Erik Bedard: Frugal with his answers

“He was dealing tonight,” manager John McLaren said of his starter Erik Bedard. No argument there. He struck out a season-high 10, had two different stretches in which he retired seven in a row and didn’t allow a hit in the final four innings he pitched.
How’d he do it in the same week that he lasted only two innings on the mound in Texas? Well, if something changed, he wasn’t real forthcoming with that. Here’s the transcript of his interview. As you can see by the length, it didn’t take a whole lot of time to compile:
[Author’s note: These were not compiled with any sort of passive-aggressive swipe at Bedard. This was the first time this specific reporter was ever involved in an interview with Bedard. It’s his prerogative how to answer questions. I thought people would be interested in his answers and that’s the only reason I posted them. — Danny O’Neil.]
Q: What was your approach to the game tonight? The Padres were complimenting you before the game on your aggressiveness.
Bedard: Just trying to throw strikes.
Q: Ten [strikeouts] tonight.
Bedard: Yeah. It doesn’t matter. As long as we get the win at the end of the game, that’s all that matters.
Q: Double digits, though, you have to feel a little bit good about that. Give yourself a little credit.
Bedard: Not really.
Q: You had trouble getting into a rhythm in Texas. Were you able to get into that rhythm tonight?
Bedard: Just trying to throw strikes and get ahead and get ‘em off balance.
Q: More movement on your fastball this game?
Bedard: The same. Same as usual.
Q: Any pitch that was more effective tonight?

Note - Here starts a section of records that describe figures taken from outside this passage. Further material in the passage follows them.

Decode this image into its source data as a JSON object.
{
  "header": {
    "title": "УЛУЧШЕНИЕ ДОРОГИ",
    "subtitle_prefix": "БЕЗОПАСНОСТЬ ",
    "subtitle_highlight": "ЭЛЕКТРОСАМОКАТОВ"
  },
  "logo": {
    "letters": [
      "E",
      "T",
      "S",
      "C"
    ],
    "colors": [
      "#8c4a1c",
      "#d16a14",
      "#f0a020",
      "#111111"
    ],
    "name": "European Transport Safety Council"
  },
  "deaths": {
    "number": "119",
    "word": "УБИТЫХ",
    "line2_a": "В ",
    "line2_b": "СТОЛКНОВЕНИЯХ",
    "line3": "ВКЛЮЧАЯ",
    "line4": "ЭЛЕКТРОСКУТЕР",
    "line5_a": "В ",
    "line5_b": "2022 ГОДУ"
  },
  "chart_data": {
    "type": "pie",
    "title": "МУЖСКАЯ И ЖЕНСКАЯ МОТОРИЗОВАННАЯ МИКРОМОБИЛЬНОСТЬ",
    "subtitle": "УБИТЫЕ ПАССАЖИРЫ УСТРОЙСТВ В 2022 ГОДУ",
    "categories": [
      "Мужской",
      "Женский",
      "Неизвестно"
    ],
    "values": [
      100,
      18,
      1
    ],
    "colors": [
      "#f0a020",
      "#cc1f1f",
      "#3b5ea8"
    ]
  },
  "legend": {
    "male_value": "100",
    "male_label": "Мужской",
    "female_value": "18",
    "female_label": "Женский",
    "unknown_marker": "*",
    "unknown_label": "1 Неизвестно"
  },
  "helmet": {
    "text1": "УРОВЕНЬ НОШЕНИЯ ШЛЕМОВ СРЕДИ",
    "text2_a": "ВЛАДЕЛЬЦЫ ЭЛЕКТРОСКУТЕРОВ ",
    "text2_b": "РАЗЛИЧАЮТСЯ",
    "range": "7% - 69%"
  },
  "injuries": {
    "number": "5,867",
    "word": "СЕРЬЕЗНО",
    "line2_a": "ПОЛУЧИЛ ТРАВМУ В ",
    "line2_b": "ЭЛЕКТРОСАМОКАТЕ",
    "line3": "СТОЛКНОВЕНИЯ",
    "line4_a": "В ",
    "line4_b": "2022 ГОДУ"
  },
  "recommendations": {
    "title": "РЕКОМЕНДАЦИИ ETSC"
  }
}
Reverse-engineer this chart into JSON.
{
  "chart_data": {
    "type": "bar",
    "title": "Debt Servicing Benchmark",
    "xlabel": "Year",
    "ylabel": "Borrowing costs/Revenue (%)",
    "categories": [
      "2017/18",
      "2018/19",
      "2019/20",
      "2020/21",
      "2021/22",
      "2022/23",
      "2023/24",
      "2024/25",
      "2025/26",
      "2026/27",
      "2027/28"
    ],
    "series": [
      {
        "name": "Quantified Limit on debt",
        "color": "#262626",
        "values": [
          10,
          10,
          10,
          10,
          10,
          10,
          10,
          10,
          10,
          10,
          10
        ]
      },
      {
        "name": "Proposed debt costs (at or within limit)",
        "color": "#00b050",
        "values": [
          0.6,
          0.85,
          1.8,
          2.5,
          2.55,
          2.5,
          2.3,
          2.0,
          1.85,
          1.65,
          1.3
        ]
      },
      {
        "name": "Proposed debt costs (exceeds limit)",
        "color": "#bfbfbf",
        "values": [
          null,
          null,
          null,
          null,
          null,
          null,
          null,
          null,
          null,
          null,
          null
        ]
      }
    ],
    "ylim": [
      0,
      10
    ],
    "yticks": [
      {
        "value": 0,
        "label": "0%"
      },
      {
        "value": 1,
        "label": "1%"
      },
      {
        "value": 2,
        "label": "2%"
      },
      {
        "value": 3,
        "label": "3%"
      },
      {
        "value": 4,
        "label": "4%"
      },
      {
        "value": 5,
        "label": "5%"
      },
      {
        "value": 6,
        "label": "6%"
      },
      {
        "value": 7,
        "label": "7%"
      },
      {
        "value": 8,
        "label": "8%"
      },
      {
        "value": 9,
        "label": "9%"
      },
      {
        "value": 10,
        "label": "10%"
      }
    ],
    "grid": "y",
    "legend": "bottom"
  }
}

Bedard: (Shakes his head).
— End of transcript —
Not real compelling stuff there. In absence of insight from the man himself, we’ll turn to the player who caught his pitches on Saturday night, catcher Jamie Burke:
“His ball was cutting a little bit more tonight,” Burke said. “He just had some good movement on his fastball today and that was a key for him and obviously being able to throw the curveball for strikes and then getting it down when he needed to.”
OK. That helps us understand just how Bedard was so effective.